Rural Oregon, especially eastern Oregon, is experiencing some serious economic hardship. These areas feel quite neglected from the state and have been pretty vocal about it. Does Governor Kate Brown acknowledge that? Who knows? Maybe she did and nobody covered it. But until that’s something to be proven, we have to assume that she did not. Why should we care? It’s just farm land and whatnot, right? Rural Oregon, believe it or not, still brings in a good amount of money to the state. Eastern Oregon has been considering joining Idaho and Idaho doesn’t have a problem with that.
As I mentioned in the last article, I have an agenda for Oregon’s businesses that I believe will help turn our economy back around and help Oregon get back on its feet. There’s still time to kick start this recovery. I firmly believe that a big start is allowing the counties to make deicisions about labor for themselves.
NOTE: This article is part of a series that outlines a common sense agenda for the benefit of all Oregonians.
- More taxpayers, not more taxes
- Sensible business tax reform
- Give some authority back to counties
- Increase tourism interest
- Educate Oregonians right
Giving Authority Back to Counties
Most people tend to not understand what an Oregon election map by county looks like. In case you didn’t take a look at the link, it’s a few blue counties engulfed in red counties. Yet, fewer than five blue counties hold most of the state’s voting power. To me, it doesn’t feel right when two-thirds of the state wants to be annexed by Idaho because it feels cheated by its capitol.

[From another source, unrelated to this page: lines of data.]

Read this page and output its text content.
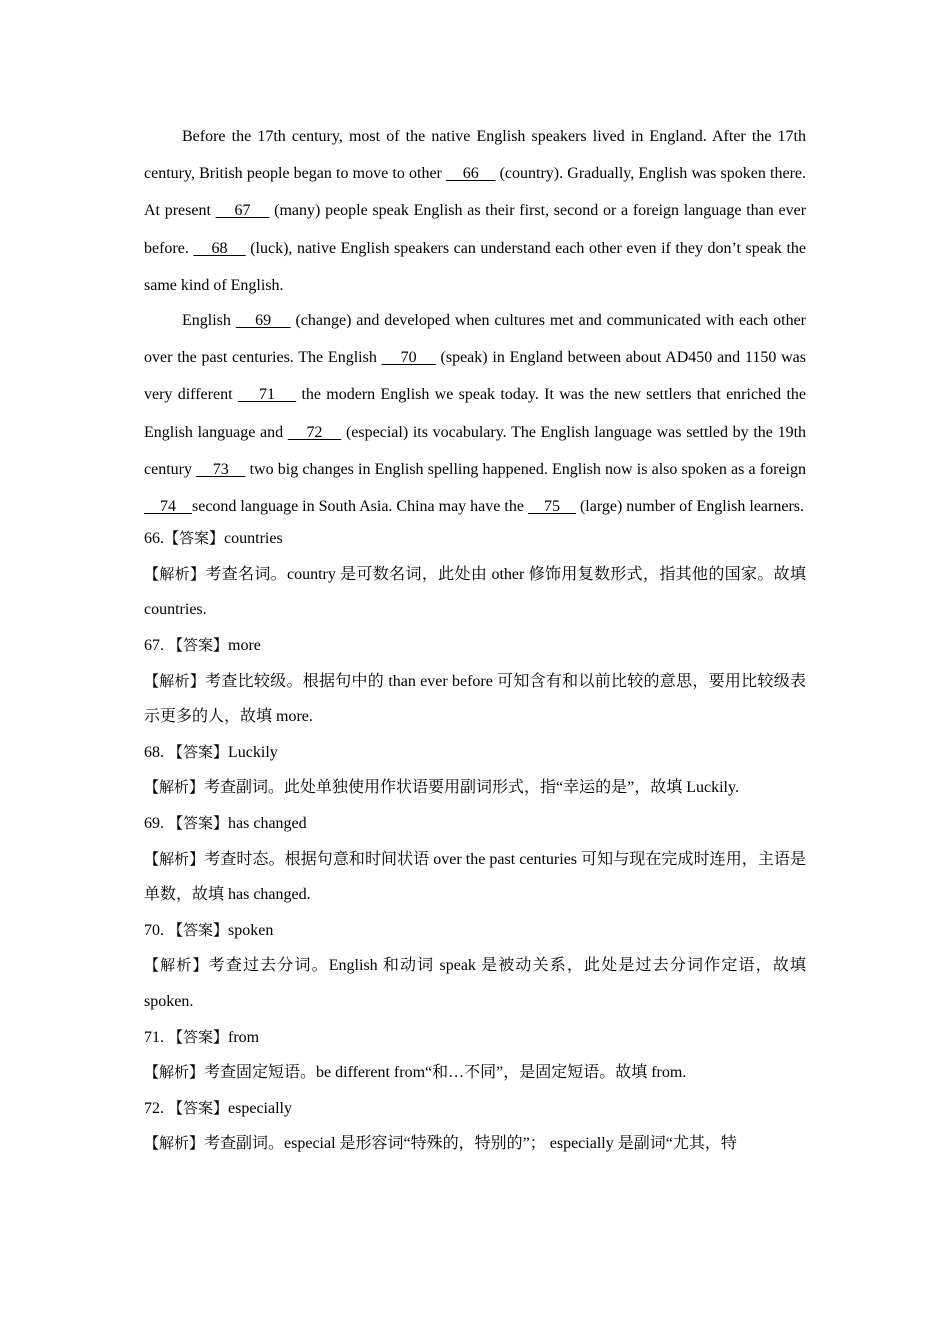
Before the 17th century, most of the native English speakers lived in England. After the 17th century, British people began to move to other     66     (country). Gradually, English was spoken there. At present     67     (many) people speak English as their first, second or a foreign language than ever before.     68     (luck), native English speakers can understand each other even if they don’t speak the same kind of English.

English     69     (change) and developed when cultures met and communicated with each other over the past centuries. The English     70     (speak) in England between about AD450 and 1150 was very different     71     the modern English we speak today. It was the new settlers that enriched the English language and     72     (especial) its vocabulary. The English language was settled by the 19th century     73     two big changes in English spelling happened. English now is also spoken as a foreign     74    second language in South Asia. China may have the     75     (large) number of English learners.

66.【答案】countries

【解析】考查名词。country 是可数名词，此处由 other 修饰用复数形式，指其他的国家。故填 countries.

67. 【答案】more

【解析】考查比较级。根据句中的 than ever before 可知含有和以前比较的意思，要用比较级表示更多的人，故填 more.

68. 【答案】Luckily

【解析】考查副词。此处单独使用作状语要用副词形式，指“幸运的是”，故填 Luckily.

69. 【答案】has changed

【解析】考查时态。根据句意和时间状语 over the past centuries 可知与现在完成时连用，主语是单数，故填 has changed.

70. 【答案】spoken

【解析】考查过去分词。English 和动词 speak 是被动关系，此处是过去分词作定语，故填 spoken.

71. 【答案】from

【解析】考查固定短语。be different from“和…不同”，是固定短语。故填 from.

72. 【答案】especially

【解析】考查副词。especial 是形容词“特殊的，特别的”； especially 是副词“尤其，特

Part of the point of having states is to have nations within a nation. No matter how big the federal government gets, it still can’t effectively govern a nation as big as the United States. Interestingly enough, states realize that a similar thing went on within their own states and created, if you will, states within states. This way, groups of cities can get the governing power they would like to have. But what’s the point of having a county if it has virtually no power?
Economic Growth by County
This is where giving power back to counties comes in. We have fewer manufacturing jobs in America thanks to the North American Free Trade Agreement (NAFTA). Some are still around, but they’re in right-to-work states. Boeing is an example of manufacturing being in a union-forced state and right-to-work states. Why didn’t the Dreamliner get built in Seattle like they originally planned? Because the forced unions pressured the company and it didn’t like it.
I say that it’s about time that we got rid of forced unionization. I say that the counties should have a vote on deciding whether or not they are right-to-work counties. If Portland doesn’t like it, then Multnomah County can vote against it. If Clackamas loves the idea of a right-to-work county, then Clackamas County can vote for it. If a manufacturing plant were put into Clackamas County after that, then the unemployed in Multnomah County can work in Clackamas County.
Manufacturing in Rural Counties
What if manufacturing jobs made a comeback into rural Oregon? The cities would get bigger, that’s for sure. The environment would still be respected because the environment is something both sides in Oregon truly love. Imagine the beauty of the example below.
After the tax incentives from the previous article were put in place, the state allowed its counties to vote on right-to-work laws. As a result, 150 manufacturing plants raced to the rural areas of the state. Molalla, Burns, Ontario, Pendleton, Klamath Falls, and Baker City were the cities that received these manufacturing plants.
As a result, the manufacturers all decided to take the tax incentive and even pay better than the incentivized wage. They are paying an average of $14 per hour for people to come and work in rural Oregon. There are, on average, 1,000 jobs per plant opening in the state. In total, that would be 150,000 new jobs in Oregon.
Since the plants were having a hard time finding people to work for them, the state worked with the larger cities to see if there were any homeless people that would like a job and a change of scenery. Quite a few homeless people took the opportunity. Other people fillled these jobs after quitting their minimum wage jobs that didn’t pay well.
150,000 people working full time at $14 per hour is a lot of money. That’s $2,240 per month per person. Altogether, that’s a little more than $4 billion per year. With the state income tax at 9 percent for these workers, that would bring in $362.9 million in tax revenue. That’s enough money to provide 36,290 college students in Oregon a full-tuition scholarship. Want “free” college? We need more taxpayers, not higher taxes.
Because of this spike in employment, other minimum wage jobs would be forced to offer more money for people to work for them. Even McDonalds would pay over $10 per hour if they were hurting bad enough. This is only the beginning. Over time, this investment of $4 billion per year is going to build up these smaller cities.